Região é parte de subcentro
Observando a evolução da Avenida Madre Leônia Milito, ainda fresca na memória dos londrinenses, é possível entender a formação de um subcentro. Em projeto de pesquisa desenvolvido pelas professoras Maria Luíza Fava Grassiotto e Denise de Cássia Rossetto Januzzi, do departamento de Arquitetura da UEL, na área que compreende a Avenida Higienópolis (a partir da Avenida JK) e a Avenida Madre Leônia Milito foi formado um subcentro de Londrina.

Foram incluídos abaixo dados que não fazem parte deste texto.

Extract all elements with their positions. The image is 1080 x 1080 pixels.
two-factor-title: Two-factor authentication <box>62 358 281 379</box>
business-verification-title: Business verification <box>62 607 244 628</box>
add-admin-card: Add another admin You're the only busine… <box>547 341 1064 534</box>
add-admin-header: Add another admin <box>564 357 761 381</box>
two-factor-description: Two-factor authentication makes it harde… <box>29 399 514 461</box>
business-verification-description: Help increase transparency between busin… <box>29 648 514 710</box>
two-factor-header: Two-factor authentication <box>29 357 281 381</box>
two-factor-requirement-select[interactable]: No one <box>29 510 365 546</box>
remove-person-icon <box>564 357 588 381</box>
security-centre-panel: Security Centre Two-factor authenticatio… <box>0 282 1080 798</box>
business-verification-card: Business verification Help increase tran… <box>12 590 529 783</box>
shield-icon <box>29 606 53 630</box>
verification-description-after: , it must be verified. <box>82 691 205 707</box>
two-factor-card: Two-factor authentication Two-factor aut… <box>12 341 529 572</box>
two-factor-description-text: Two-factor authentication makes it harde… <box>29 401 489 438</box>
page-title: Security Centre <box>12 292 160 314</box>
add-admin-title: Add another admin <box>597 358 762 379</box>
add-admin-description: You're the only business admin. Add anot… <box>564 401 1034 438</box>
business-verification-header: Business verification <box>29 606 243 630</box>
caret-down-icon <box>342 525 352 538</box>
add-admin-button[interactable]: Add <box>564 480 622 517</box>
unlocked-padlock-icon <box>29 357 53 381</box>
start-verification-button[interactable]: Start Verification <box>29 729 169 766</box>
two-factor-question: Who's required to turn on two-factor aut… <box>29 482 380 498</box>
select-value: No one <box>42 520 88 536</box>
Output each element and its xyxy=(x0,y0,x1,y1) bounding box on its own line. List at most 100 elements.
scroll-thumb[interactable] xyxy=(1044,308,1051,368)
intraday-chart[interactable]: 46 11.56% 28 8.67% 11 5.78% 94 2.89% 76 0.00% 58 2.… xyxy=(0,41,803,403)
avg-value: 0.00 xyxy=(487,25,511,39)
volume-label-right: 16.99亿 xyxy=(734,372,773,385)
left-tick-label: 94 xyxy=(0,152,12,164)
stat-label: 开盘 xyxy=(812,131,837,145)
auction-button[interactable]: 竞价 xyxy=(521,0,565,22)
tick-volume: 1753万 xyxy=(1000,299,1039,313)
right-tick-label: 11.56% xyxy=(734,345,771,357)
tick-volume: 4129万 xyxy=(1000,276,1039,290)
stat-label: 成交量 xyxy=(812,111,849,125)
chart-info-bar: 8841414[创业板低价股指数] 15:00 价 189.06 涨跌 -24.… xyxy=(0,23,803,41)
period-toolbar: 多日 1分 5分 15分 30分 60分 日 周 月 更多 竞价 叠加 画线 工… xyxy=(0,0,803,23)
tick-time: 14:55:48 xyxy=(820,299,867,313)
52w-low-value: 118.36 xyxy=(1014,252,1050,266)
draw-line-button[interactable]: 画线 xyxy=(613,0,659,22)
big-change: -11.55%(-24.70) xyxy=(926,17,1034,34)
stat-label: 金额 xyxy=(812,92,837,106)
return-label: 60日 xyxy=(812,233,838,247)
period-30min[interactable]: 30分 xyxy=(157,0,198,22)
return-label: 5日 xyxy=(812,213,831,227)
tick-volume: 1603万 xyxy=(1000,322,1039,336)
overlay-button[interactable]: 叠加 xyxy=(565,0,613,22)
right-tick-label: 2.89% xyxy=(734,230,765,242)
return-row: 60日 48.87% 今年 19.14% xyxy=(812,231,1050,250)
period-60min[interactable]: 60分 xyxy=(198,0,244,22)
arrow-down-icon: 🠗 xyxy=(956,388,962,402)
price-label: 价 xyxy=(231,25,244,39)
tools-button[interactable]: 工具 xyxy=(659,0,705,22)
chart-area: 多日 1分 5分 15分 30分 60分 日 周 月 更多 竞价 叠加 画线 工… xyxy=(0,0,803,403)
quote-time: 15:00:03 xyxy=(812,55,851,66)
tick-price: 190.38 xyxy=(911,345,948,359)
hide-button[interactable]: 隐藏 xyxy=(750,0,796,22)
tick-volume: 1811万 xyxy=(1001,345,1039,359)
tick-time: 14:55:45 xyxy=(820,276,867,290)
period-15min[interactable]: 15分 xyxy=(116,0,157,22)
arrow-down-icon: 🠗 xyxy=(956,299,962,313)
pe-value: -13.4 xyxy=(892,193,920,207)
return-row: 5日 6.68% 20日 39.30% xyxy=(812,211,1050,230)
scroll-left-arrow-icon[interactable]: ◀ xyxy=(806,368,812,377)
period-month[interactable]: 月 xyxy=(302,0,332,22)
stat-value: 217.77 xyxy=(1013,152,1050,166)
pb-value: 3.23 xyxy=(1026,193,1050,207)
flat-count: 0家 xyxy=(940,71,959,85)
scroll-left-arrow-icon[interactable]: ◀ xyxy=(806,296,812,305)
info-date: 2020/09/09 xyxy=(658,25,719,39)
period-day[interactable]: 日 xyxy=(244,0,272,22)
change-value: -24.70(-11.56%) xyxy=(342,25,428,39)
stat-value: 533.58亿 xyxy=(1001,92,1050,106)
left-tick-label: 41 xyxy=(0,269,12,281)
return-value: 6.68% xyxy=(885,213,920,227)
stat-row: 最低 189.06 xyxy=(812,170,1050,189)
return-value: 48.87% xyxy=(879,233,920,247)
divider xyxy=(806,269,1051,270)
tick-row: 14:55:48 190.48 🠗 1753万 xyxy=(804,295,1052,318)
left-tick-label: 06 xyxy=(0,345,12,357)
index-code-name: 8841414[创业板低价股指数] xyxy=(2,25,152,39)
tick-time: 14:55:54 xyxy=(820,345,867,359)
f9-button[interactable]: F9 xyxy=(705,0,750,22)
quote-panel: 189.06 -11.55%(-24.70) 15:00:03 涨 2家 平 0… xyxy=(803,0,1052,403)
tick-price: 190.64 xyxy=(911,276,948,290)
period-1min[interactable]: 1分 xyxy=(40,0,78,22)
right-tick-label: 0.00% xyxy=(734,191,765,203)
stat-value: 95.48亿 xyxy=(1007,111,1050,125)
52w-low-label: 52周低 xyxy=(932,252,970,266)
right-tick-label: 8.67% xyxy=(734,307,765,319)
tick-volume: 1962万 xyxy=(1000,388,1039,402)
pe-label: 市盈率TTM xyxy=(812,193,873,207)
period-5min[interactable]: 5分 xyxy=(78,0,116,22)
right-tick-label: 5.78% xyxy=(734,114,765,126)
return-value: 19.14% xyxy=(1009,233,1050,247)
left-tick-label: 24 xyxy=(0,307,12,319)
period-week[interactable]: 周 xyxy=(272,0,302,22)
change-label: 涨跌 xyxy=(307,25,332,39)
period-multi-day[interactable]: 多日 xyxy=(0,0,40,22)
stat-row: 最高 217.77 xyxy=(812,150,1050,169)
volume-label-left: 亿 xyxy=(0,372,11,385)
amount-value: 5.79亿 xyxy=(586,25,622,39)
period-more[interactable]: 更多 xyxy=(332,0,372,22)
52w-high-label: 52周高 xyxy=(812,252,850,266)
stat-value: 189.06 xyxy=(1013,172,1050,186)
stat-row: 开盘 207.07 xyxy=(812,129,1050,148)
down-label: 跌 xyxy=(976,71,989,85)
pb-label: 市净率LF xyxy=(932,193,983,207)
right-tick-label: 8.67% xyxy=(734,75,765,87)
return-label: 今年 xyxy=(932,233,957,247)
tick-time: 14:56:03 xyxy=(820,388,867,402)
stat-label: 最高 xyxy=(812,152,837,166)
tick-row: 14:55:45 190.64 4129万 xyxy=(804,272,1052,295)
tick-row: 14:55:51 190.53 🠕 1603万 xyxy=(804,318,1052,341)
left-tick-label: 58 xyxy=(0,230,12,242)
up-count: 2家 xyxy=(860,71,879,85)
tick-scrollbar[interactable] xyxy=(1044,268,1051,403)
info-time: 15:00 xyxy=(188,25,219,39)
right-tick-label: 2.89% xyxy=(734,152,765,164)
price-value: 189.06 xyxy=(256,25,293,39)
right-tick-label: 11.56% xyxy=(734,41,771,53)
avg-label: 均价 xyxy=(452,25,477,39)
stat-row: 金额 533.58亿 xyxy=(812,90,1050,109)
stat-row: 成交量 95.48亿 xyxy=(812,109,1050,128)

''Um subcentro pode ser considerado assim quando tem diversidade (de atividades) o suficiente para atender a população - igual ao centro da cidade, mas em menor escala -, as necessidades educacional, de comércio e serviços, por exemplo. A pessoa pode ser atendida dentro do próprio bairro'', explica Maria Luíza.
Segundo o perfil desse subcentro, levantado em 2008, 26% dos imóveis são comerciais, enquanto outros 12,7% são residenciais, e a maioria dos estabelecimentos comerciais da Madre Leônia tem as atividades voltadas ao mobiliário e à decoração. No caso desse subcentro, dois fatores podem explicar a sua formação: a chegada da população, que é o público consumidor e, com isso, a atração do comércio; e a via de grande fluxo, no caso a própria Madre Leônia, que é caminho para o Catuaí Shopping e as universidades.
Exigentes
Na opinião do empresário Raul Fulgêncio, o crescimento da economia teria dado origem a um novo tipo de cliente - mais exigente - que é o morador daquela região. ''Ele quer estacionamento, proximidade, facilidade de acesso, novos produtos'', afirma.
Há quase dois anos, a loja de móveis e decoração Tok Stok saiu de seu endereço no centro - na Rua Pio XII - para a Madre Leônia. Segundo a gerente, Aline Dizero Gonçalo, no centro a loja era prejudicada pela falta de vagas para estacionamento e de espaço para ampliações. ''Hoje, a nova loja está três vezes maior, o que facilita muito para o cliente em termos de exposição e variedade de produtos e oferece 60 vagas em estacionamento próprio'', avalia. Segundo ela, a loja não teve prejuízos em relação aos clientes do centro, já que a região é ''um pólo de atração''. (M.F.C.)